4. BÖLÜM "GÖK-YÜZÜNDE"

3.8K 196 108
                                    

Merhaba. Beklediniz beklediniz, ama en sonunda geldim. Umarım bu bölümle kalbinize dokunabilirim. O halde bölüme geçelim.

4. Bölüm "Gök-Yüzünde"

"Yüzünü izliyorum defalarca. Aşina olmama rağmen defalarca kez yüzünü izliyorum. Çünkü gök, yüzünde."

Eski günlerin rüzgarında gözlerini kapatmış, düşünüyordun. O anları hatırlamıştın ve hatırladıkça gülümsemiştin. Şimdiyse Jungkook senden gizli telefonda bir şeyler yapıyordu. Sen ise onun ne yaptığını öğrenmek için dizlerinin üzerinde yükselmiş, saçlarını karıştırıyordun. Ve Jungkook saçlarının karıştırılmasından hiç hoşlanmıyordu.

"Bana da göster!"diye dişlerini sıkarak konuştuğunda Jungkook yarı sinirli bir sesle konuştu.

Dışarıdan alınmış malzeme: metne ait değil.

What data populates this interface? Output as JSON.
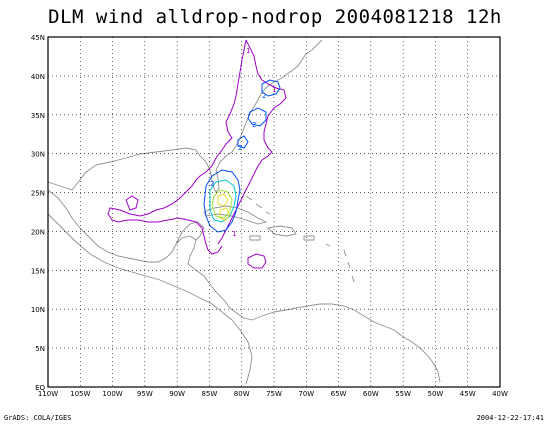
{
  "title": "DLM wind alldrop-nodrop 2004081218 12h",
  "footer": {
    "left": "GrADS: COLA/IGES",
    "right": "2004-12-22-17:41"
  },
  "axes": {
    "x_ticks": [
      "110W",
      "105W",
      "100W",
      "95W",
      "90W",
      "85W",
      "80W",
      "75W",
      "70W",
      "65W",
      "60W",
      "55W",
      "50W",
      "45W",
      "40W"
    ],
    "y_ticks": [
      "EQ",
      "5N",
      "10N",
      "15N",
      "20N",
      "25N",
      "30N",
      "35N",
      "40N",
      "45N"
    ],
    "x_range": [
      -110,
      -40
    ],
    "y_range": [
      0,
      45
    ]
  },
  "contours": {
    "labels": [
      "1",
      "2",
      "1",
      "2",
      "2",
      "1",
      "2"
    ],
    "colors": {
      "level1": "#a000c8",
      "level2": "#0050ff",
      "level3": "#00c8c8",
      "level4": "#a0e632",
      "level5": "#e6dc32",
      "coast": "#909090",
      "grid": "#000000"
    }
  }
}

"Saçlarımı karıştırmayı bırak!"

"Benden gizlemeyi kes!"diye karşılık verdiğinde güldü. Sonra Jungkook telefonun ekranını kapattı ve başını geriye yatırdı. Göz göze geldiğinde gülümsüyordun.

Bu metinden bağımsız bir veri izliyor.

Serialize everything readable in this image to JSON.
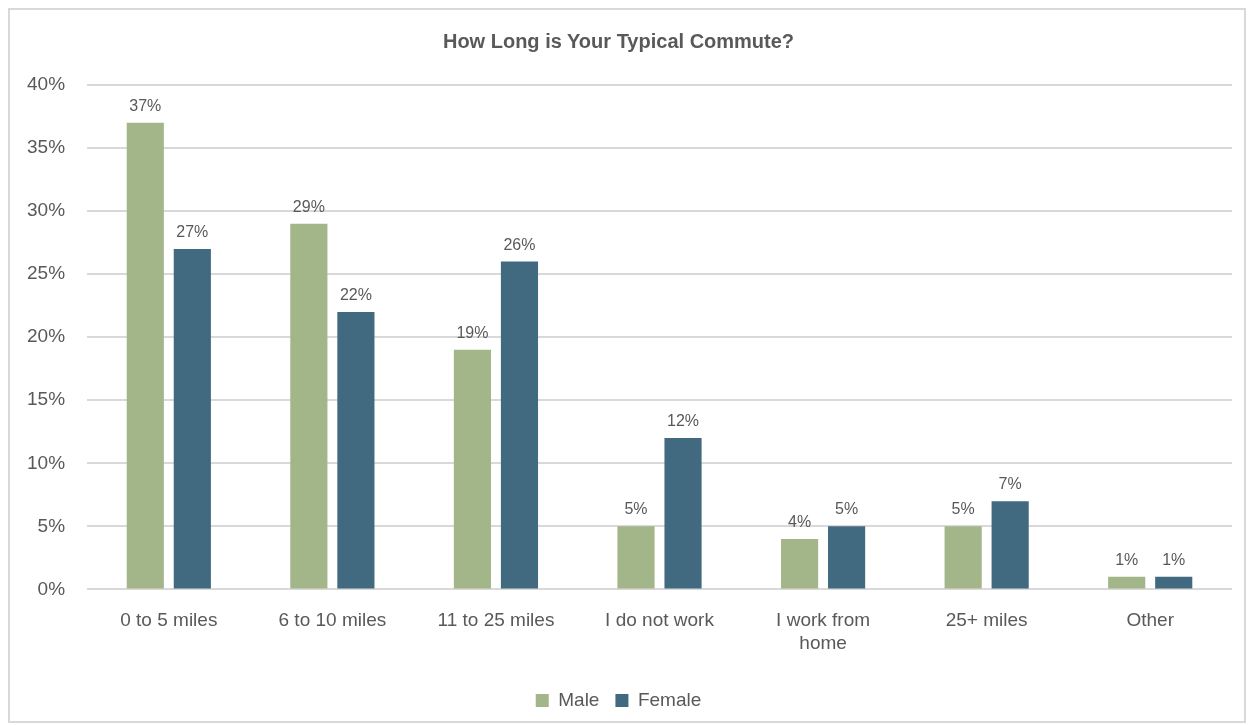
{
  "chart_data": {
    "type": "bar",
    "title": "How Long is Your Typical Commute?",
    "categories": [
      "0 to 5 miles",
      "6 to 10 miles",
      "11 to 25 miles",
      "I do not work",
      "I work from home",
      "25+ miles",
      "Other"
    ],
    "series": [
      {
        "name": "Male",
        "color": "#a3b68a",
        "values": [
          37,
          29,
          19,
          5,
          4,
          5,
          1
        ],
        "value_labels": [
          "37%",
          "29%",
          "19%",
          "5%",
          "4%",
          "5%",
          "1%"
        ]
      },
      {
        "name": "Female",
        "color": "#41697f",
        "values": [
          27,
          22,
          26,
          12,
          5,
          7,
          1
        ],
        "value_labels": [
          "27%",
          "22%",
          "26%",
          "12%",
          "5%",
          "7%",
          "1%"
        ]
      }
    ],
    "ylim": [
      0,
      40
    ],
    "yticks": [
      {
        "value": 0,
        "label": "0%"
      },
      {
        "value": 5,
        "label": "5%"
      },
      {
        "value": 10,
        "label": "10%"
      },
      {
        "value": 15,
        "label": "15%"
      },
      {
        "value": 20,
        "label": "20%"
      },
      {
        "value": 25,
        "label": "25%"
      },
      {
        "value": 30,
        "label": "30%"
      },
      {
        "value": 35,
        "label": "35%"
      },
      {
        "value": 40,
        "label": "40%"
      }
    ],
    "grid": "y",
    "legend": "bottom"
  }
}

"İşim bitti. Sana bir sürprizim var. Aynı zamanda uçak biletlerini aldım."dediğinde gözlerin parladı. Hemen Jungkook'un yanına oturdun. "Ne sürprizi?"dediğinde Jungkook göz devirdi. "Sürprizin ne olduğunu söylersem onun ne anlamı kalır Y/N?"dediğinde boş boş baktın.

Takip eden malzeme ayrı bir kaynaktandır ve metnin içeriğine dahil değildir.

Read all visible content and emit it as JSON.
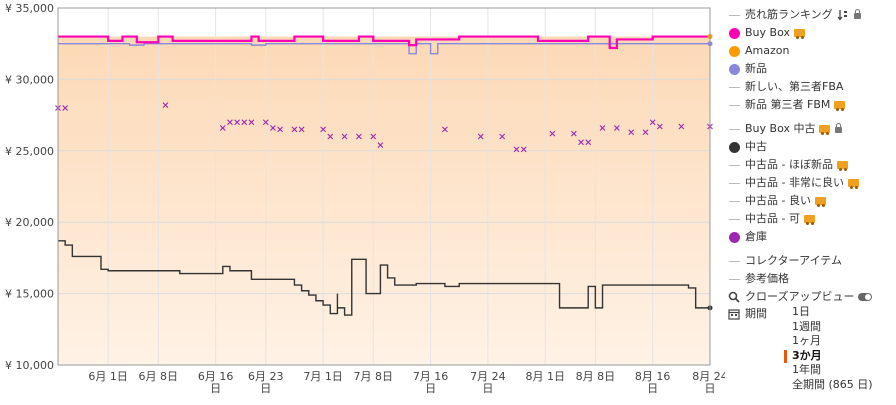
{
  "colors": {
    "buybox": "#ff00b4",
    "amazon": "#ff9900",
    "new": "#8888dd",
    "used": "#333333",
    "warehouse": "#9c27b0",
    "line_gray": "#bbbbbb",
    "bg_top": "#fcd9b6",
    "bg_bottom": "#fff2e6",
    "range_active": "#e8590c"
  },
  "chart_data": {
    "type": "line",
    "x_axis": {
      "type": "date",
      "range": [
        "2024-05-25",
        "2024-08-24"
      ],
      "ticks": [
        {
          "x": "2024-06-01",
          "label": "6月 1日"
        },
        {
          "x": "2024-06-08",
          "label": "6月 8日"
        },
        {
          "x": "2024-06-16",
          "label": "6月 16日"
        },
        {
          "x": "2024-06-23",
          "label": "6月 23日"
        },
        {
          "x": "2024-07-01",
          "label": "7月 1日"
        },
        {
          "x": "2024-07-08",
          "label": "7月 8日"
        },
        {
          "x": "2024-07-16",
          "label": "7月 16日"
        },
        {
          "x": "2024-07-24",
          "label": "7月 24日"
        },
        {
          "x": "2024-08-01",
          "label": "8月 1日"
        },
        {
          "x": "2024-08-08",
          "label": "8月 8日"
        },
        {
          "x": "2024-08-16",
          "label": "8月 16日"
        },
        {
          "x": "2024-08-24",
          "label": "8月 24日"
        }
      ]
    },
    "y_axis": {
      "range": [
        10000,
        35000
      ],
      "ticks": [
        {
          "y": 35000,
          "label": "¥ 35,000"
        },
        {
          "y": 30000,
          "label": "¥ 30,000"
        },
        {
          "y": 25000,
          "label": "¥ 25,000"
        },
        {
          "y": 20000,
          "label": "¥ 20,000"
        },
        {
          "y": 15000,
          "label": "¥ 15,000"
        },
        {
          "y": 10000,
          "label": "¥ 10,000"
        }
      ]
    },
    "grid": true,
    "series": [
      {
        "name": "新品",
        "style": "step",
        "points": [
          [
            "2024-05-25",
            32500
          ],
          [
            "2024-06-04",
            32400
          ],
          [
            "2024-06-06",
            32500
          ],
          [
            "2024-06-20",
            32500
          ],
          [
            "2024-06-21",
            32400
          ],
          [
            "2024-06-23",
            32500
          ],
          [
            "2024-07-12",
            32500
          ],
          [
            "2024-07-13",
            31800
          ],
          [
            "2024-07-14",
            32500
          ],
          [
            "2024-07-16",
            31800
          ],
          [
            "2024-07-17",
            32500
          ],
          [
            "2024-08-24",
            32500
          ]
        ]
      },
      {
        "name": "Buy Box",
        "style": "step",
        "points": [
          [
            "2024-05-25",
            33000
          ],
          [
            "2024-06-01",
            32700
          ],
          [
            "2024-06-03",
            33000
          ],
          [
            "2024-06-05",
            32600
          ],
          [
            "2024-06-08",
            33000
          ],
          [
            "2024-06-10",
            32700
          ],
          [
            "2024-06-20",
            32700
          ],
          [
            "2024-06-21",
            33000
          ],
          [
            "2024-06-22",
            32700
          ],
          [
            "2024-06-26",
            32700
          ],
          [
            "2024-06-27",
            33000
          ],
          [
            "2024-07-01",
            32700
          ],
          [
            "2024-07-06",
            33000
          ],
          [
            "2024-07-08",
            32700
          ],
          [
            "2024-07-12",
            32700
          ],
          [
            "2024-07-13",
            32400
          ],
          [
            "2024-07-14",
            32800
          ],
          [
            "2024-07-20",
            33000
          ],
          [
            "2024-07-31",
            32700
          ],
          [
            "2024-08-06",
            32700
          ],
          [
            "2024-08-07",
            33000
          ],
          [
            "2024-08-10",
            32200
          ],
          [
            "2024-08-11",
            32800
          ],
          [
            "2024-08-16",
            33000
          ],
          [
            "2024-08-24",
            33000
          ]
        ]
      },
      {
        "name": "中古",
        "style": "step",
        "points": [
          [
            "2024-05-25",
            18700
          ],
          [
            "2024-05-26",
            18400
          ],
          [
            "2024-05-27",
            17600
          ],
          [
            "2024-05-30",
            17600
          ],
          [
            "2024-05-31",
            16700
          ],
          [
            "2024-06-01",
            16600
          ],
          [
            "2024-06-10",
            16600
          ],
          [
            "2024-06-11",
            16400
          ],
          [
            "2024-06-16",
            16400
          ],
          [
            "2024-06-17",
            16900
          ],
          [
            "2024-06-18",
            16600
          ],
          [
            "2024-06-20",
            16600
          ],
          [
            "2024-06-21",
            16000
          ],
          [
            "2024-06-26",
            16000
          ],
          [
            "2024-06-27",
            15600
          ],
          [
            "2024-06-28",
            15200
          ],
          [
            "2024-06-29",
            14900
          ],
          [
            "2024-06-30",
            14500
          ],
          [
            "2024-07-01",
            14200
          ],
          [
            "2024-07-02",
            13600
          ],
          [
            "2024-07-03",
            15000
          ],
          [
            "2024-07-03",
            14000
          ],
          [
            "2024-07-04",
            13500
          ],
          [
            "2024-07-05",
            17400
          ],
          [
            "2024-07-07",
            15000
          ],
          [
            "2024-07-09",
            17000
          ],
          [
            "2024-07-10",
            16100
          ],
          [
            "2024-07-11",
            15600
          ],
          [
            "2024-07-14",
            15700
          ],
          [
            "2024-07-18",
            15500
          ],
          [
            "2024-07-20",
            15700
          ],
          [
            "2024-08-02",
            15700
          ],
          [
            "2024-08-03",
            14000
          ],
          [
            "2024-08-06",
            14000
          ],
          [
            "2024-08-07",
            15500
          ],
          [
            "2024-08-08",
            14000
          ],
          [
            "2024-08-09",
            15600
          ],
          [
            "2024-08-20",
            15600
          ],
          [
            "2024-08-21",
            15400
          ],
          [
            "2024-08-22",
            14000
          ],
          [
            "2024-08-24",
            14000
          ]
        ]
      },
      {
        "name": "倉庫",
        "style": "marker-x",
        "points": [
          [
            "2024-05-25",
            28000
          ],
          [
            "2024-05-26",
            28000
          ],
          [
            "2024-06-09",
            28200
          ],
          [
            "2024-06-17",
            26600
          ],
          [
            "2024-06-18",
            27000
          ],
          [
            "2024-06-19",
            27000
          ],
          [
            "2024-06-20",
            27000
          ],
          [
            "2024-06-21",
            27000
          ],
          [
            "2024-06-23",
            27000
          ],
          [
            "2024-06-24",
            26600
          ],
          [
            "2024-06-25",
            26500
          ],
          [
            "2024-06-27",
            26500
          ],
          [
            "2024-06-28",
            26500
          ],
          [
            "2024-07-01",
            26500
          ],
          [
            "2024-07-02",
            26000
          ],
          [
            "2024-07-04",
            26000
          ],
          [
            "2024-07-06",
            26000
          ],
          [
            "2024-07-08",
            26000
          ],
          [
            "2024-07-09",
            25400
          ],
          [
            "2024-07-18",
            26500
          ],
          [
            "2024-07-23",
            26000
          ],
          [
            "2024-07-26",
            26000
          ],
          [
            "2024-07-28",
            25100
          ],
          [
            "2024-07-29",
            25100
          ],
          [
            "2024-08-02",
            26200
          ],
          [
            "2024-08-05",
            26200
          ],
          [
            "2024-08-06",
            25600
          ],
          [
            "2024-08-07",
            25600
          ],
          [
            "2024-08-09",
            26600
          ],
          [
            "2024-08-11",
            26600
          ],
          [
            "2024-08-13",
            26300
          ],
          [
            "2024-08-15",
            26300
          ],
          [
            "2024-08-16",
            27000
          ],
          [
            "2024-08-17",
            26700
          ],
          [
            "2024-08-20",
            26700
          ],
          [
            "2024-08-24",
            26700
          ]
        ]
      }
    ],
    "end_markers": [
      {
        "series": "Amazon",
        "x": "2024-08-24",
        "y": 33000
      },
      {
        "series": "新品",
        "x": "2024-08-24",
        "y": 32500
      },
      {
        "series": "中古",
        "x": "2024-08-24",
        "y": 14000
      }
    ]
  },
  "legend": {
    "items": [
      {
        "key": "sales_rank",
        "label": "売れ筋ランキング",
        "symbol": "line",
        "color": "#bbbbbb",
        "suffix_icon": "sort-icon",
        "lock": true
      },
      {
        "key": "buybox",
        "label": "Buy Box",
        "symbol": "dot",
        "color": "#ff00b4",
        "truck": true
      },
      {
        "key": "amazon",
        "label": "Amazon",
        "symbol": "dot",
        "color": "#ff9900"
      },
      {
        "key": "new",
        "label": "新品",
        "symbol": "dot",
        "color": "#8888dd"
      },
      {
        "key": "new_fba",
        "label": "新しい、第三者FBA",
        "symbol": "line",
        "color": "#bbbbbb"
      },
      {
        "key": "new_fbm",
        "label": "新品 第三者 FBM",
        "symbol": "line",
        "color": "#bbbbbb",
        "truck": true
      },
      {
        "key": "gap1",
        "gap": true
      },
      {
        "key": "buybox_used",
        "label": "Buy Box 中古",
        "symbol": "line",
        "color": "#bbbbbb",
        "truck": true,
        "lock": true
      },
      {
        "key": "used",
        "label": "中古",
        "symbol": "dot",
        "color": "#333333"
      },
      {
        "key": "used_like_new",
        "label": "中古品 - ほぼ新品",
        "symbol": "line",
        "color": "#bbbbbb",
        "truck": true
      },
      {
        "key": "used_very_good",
        "label": "中古品 - 非常に良い",
        "symbol": "line",
        "color": "#bbbbbb",
        "truck": true
      },
      {
        "key": "used_good",
        "label": "中古品 - 良い",
        "symbol": "line",
        "color": "#bbbbbb",
        "truck": true
      },
      {
        "key": "used_acceptable",
        "label": "中古品 - 可",
        "symbol": "line",
        "color": "#bbbbbb",
        "truck": true
      },
      {
        "key": "warehouse",
        "label": "倉庫",
        "symbol": "dot",
        "color": "#9c27b0"
      },
      {
        "key": "gap2",
        "gap": true
      },
      {
        "key": "collectible",
        "label": "コレクターアイテム",
        "symbol": "line",
        "color": "#bbbbbb"
      },
      {
        "key": "list_price",
        "label": "参考価格",
        "symbol": "line",
        "color": "#bbbbbb"
      }
    ]
  },
  "controls": {
    "closeup_label": "クローズアップビュー",
    "period_label": "期間",
    "ranges": [
      {
        "label": "1日",
        "active": false
      },
      {
        "label": "1週間",
        "active": false
      },
      {
        "label": "1ヶ月",
        "active": false
      },
      {
        "label": "3か月",
        "active": true
      },
      {
        "label": "1年間",
        "active": false
      },
      {
        "label": "全期間 (865 日)",
        "active": false
      }
    ]
  }
}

"Söylemezsen söyleme. Elinde sonunda öğreneceğim zaten."dediğinde duvarda asılı olan saate baktın. Yarım saat kalmıştı gitmenize.

"Birazdan çıkacağız. Bu esnada dışarı çıkıp yürüyelim mi?"dediğinde Jungkook seni izliyordu. Sende ona bakınca bir kaç saniye bakıştıktan sonra Jungkook dudaklarını araladı ve konuştu.

"Olur. Gidelim."dedi ve komodinin üzerinde duran çantanın içinde gözlüğünü ve maskesini çıkarıp yüzüne taktı. Üzerine hırkasını giydiğinde sende telefonlarınızı çantana koyuyordun. İkinizde ayaklandığınızda Jungkook hırkasının fermuarını çekerken konuştu.

"Çıktığımızda muhtemelen buraya dönemeyeceğiz. Eşyamız kalmasın dikkatli topla güzelim. Ayrıca çıktığımızda dışarıda kahvaltı edip mezarlığa geçeriz."dediğinde başını salladın ve onayladığını gösteren bir mırıltı çıkardın.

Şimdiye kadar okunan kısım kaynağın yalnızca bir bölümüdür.